The Predictive Grouping category contains tools to group either records or fields into a smaller number of groups.
Append Cluster Tool: The Append Cluster tool appends the cluster assignments from a K-Centroids Cluster Analysis tool to a data stream.
Find Nearest Neighbors Tool: The Find Nearest Neighbors tool finds the selected number of nearest neighbors in the data stream that corresponds to each record in the query stream based on their Euclidean distance.
K-Centroids Cluster Analysis Tool: The K-Centroids Cluster Analysis tool represents a class of algorithms for partitioning cluster analysis.
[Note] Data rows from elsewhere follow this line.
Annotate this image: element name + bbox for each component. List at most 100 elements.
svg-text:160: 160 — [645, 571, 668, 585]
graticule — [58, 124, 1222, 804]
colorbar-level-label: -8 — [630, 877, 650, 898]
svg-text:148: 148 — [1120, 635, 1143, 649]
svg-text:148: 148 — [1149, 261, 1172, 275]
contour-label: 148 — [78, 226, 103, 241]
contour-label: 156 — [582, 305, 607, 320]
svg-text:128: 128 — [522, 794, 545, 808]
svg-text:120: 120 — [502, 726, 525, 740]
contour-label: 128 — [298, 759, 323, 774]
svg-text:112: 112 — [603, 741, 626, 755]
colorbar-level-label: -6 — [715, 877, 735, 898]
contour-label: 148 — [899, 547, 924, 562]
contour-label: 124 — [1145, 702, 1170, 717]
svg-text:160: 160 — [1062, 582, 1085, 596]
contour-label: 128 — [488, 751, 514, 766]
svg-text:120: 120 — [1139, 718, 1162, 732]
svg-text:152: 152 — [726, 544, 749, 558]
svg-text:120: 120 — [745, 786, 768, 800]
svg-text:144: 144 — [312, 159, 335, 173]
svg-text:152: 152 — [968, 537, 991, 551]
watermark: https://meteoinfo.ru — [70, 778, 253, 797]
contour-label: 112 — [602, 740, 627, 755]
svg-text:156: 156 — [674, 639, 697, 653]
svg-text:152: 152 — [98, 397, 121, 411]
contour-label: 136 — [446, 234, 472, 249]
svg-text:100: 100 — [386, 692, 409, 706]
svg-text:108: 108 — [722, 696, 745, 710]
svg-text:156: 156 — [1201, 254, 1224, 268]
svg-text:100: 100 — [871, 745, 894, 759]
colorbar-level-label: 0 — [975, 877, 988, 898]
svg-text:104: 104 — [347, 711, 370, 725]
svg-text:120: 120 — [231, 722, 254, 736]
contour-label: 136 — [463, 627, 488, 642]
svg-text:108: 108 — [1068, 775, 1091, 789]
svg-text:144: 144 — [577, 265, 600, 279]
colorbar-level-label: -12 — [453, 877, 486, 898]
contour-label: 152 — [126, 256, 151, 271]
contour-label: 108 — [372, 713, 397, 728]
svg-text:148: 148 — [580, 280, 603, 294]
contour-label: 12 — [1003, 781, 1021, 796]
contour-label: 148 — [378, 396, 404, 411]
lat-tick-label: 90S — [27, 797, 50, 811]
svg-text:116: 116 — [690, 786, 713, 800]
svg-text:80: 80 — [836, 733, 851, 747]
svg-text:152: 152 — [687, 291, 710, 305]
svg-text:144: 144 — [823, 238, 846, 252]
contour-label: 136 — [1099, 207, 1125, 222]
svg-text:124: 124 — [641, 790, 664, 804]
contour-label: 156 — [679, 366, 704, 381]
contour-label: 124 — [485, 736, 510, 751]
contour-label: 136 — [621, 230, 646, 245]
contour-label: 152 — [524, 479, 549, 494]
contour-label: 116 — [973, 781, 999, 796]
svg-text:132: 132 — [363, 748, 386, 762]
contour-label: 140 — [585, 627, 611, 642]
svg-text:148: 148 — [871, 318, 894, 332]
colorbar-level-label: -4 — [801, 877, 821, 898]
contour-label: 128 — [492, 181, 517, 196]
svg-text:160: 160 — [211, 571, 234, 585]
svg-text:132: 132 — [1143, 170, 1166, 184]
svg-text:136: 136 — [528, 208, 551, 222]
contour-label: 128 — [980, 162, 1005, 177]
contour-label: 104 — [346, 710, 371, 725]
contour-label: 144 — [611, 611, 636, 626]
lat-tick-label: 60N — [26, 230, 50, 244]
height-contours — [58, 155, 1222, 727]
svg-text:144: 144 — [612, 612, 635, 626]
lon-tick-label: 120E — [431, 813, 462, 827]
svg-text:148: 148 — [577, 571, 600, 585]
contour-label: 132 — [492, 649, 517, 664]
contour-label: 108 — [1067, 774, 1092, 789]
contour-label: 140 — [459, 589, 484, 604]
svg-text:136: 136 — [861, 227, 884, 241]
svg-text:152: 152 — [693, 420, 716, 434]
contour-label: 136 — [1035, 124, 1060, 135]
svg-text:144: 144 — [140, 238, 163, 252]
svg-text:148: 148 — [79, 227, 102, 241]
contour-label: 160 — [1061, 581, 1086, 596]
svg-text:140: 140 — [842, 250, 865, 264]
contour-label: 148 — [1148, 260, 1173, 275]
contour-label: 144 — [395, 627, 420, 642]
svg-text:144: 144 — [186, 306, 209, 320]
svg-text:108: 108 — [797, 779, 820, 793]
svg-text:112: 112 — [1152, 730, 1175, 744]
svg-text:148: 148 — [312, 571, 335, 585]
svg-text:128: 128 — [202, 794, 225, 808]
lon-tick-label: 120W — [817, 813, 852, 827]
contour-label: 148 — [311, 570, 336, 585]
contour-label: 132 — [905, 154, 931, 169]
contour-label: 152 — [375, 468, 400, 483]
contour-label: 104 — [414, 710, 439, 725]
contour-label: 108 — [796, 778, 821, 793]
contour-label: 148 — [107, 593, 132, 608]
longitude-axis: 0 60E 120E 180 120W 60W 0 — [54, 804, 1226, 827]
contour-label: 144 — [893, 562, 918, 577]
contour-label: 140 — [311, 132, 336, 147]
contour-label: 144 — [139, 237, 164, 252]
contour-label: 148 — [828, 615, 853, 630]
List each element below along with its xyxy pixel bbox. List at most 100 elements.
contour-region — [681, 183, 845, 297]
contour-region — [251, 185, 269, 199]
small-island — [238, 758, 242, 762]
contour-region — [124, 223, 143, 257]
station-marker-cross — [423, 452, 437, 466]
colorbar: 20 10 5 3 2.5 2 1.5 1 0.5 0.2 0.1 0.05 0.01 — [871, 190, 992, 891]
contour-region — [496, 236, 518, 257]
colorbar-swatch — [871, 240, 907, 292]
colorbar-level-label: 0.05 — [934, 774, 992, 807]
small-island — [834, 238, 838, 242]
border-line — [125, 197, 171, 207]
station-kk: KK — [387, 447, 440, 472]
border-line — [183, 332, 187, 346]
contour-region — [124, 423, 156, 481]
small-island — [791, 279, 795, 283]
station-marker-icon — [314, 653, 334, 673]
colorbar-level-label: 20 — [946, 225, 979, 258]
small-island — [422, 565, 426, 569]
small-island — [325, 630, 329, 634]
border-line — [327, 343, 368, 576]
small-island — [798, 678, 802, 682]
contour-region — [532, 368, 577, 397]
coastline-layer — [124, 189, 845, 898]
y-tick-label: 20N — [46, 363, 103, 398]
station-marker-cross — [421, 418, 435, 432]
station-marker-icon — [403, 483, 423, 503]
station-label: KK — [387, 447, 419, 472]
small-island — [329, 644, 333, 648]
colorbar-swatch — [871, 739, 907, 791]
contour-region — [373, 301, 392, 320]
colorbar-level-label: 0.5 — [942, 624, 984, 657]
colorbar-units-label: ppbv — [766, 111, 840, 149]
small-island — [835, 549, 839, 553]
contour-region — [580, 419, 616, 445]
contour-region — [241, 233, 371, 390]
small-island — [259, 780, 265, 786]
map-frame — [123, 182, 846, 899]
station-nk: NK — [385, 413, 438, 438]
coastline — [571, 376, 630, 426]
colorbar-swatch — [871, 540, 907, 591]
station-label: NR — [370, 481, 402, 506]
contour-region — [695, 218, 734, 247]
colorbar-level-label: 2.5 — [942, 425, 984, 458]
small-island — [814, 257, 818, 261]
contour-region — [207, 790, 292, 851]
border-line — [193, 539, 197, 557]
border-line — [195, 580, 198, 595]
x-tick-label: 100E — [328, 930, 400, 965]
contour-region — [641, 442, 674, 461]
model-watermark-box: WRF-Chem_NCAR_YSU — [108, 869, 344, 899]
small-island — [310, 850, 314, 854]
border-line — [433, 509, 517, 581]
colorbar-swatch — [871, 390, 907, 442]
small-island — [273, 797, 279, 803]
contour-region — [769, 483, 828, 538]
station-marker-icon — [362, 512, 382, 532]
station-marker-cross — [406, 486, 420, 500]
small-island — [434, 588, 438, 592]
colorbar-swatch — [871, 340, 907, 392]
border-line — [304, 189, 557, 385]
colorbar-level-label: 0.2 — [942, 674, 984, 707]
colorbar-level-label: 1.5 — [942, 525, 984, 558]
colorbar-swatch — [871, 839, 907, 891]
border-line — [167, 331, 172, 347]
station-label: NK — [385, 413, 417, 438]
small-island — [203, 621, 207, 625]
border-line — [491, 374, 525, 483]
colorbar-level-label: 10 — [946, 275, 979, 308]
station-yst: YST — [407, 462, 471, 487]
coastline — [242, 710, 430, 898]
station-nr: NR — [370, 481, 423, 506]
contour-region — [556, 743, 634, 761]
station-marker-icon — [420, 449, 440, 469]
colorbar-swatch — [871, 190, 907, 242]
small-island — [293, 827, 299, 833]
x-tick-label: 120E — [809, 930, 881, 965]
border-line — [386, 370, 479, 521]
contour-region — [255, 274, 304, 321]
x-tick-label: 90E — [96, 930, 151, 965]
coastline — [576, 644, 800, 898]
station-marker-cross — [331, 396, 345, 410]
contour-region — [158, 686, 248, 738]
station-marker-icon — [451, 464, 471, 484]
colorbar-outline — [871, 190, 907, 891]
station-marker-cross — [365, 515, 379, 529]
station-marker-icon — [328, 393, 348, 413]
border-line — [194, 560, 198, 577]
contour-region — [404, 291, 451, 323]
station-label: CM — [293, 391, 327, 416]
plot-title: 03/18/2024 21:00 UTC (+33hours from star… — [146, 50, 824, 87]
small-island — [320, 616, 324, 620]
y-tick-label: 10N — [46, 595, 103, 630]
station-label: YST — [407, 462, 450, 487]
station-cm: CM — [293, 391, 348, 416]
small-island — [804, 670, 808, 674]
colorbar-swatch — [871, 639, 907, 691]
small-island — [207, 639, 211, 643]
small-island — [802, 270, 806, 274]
It works by taking the records in a database and dividing them into the best K groups based on some criteria.
K-Centroids Diagnostics Tool: The K-Centroids Diagnostic tool makes an assessment of the appropriate number of clusters to specify given the data and the selected clustering algorithm (K-Means, K-Medians, or Neural Gas).
MB Affinity Tool: The MB Affinity tool takes transaction data and constructs a matrix where each row is a transaction and the columns are the set of items that could appear in the transaction.
MB Inspect Tool: The MB Inspect tool, which is the second step of a Market Basket Analysis, takes the output of the MB Rules tool and provides a listing and analysis of those rules that can be filtered on several criteria in order to reduce the number or returned rules or item sets to a manageable number.
MB Rules Tool: The MB Rules tool, which is the first step of a Market Basket Analysis, takes transaction data and creates either a set of association rules or frequent item sets. A summary report of both the transaction data and the rules or item sets is produced, along with a model object that can be further investigated in a MB Inspect tool.
Multidimensional Scaling Tool: The Multidimensional Scaling tool separates univariate data based upon variance. The tool takes the dissimilarities, or distances, between items described in the data and generates a map between the items.
Principal Components Tool: The Principal Components tool allows the dimensions (the number of numeric fields) in a database to be reduced by transforming the original set of fields into a smaller set that accounts for most of the variance in the data.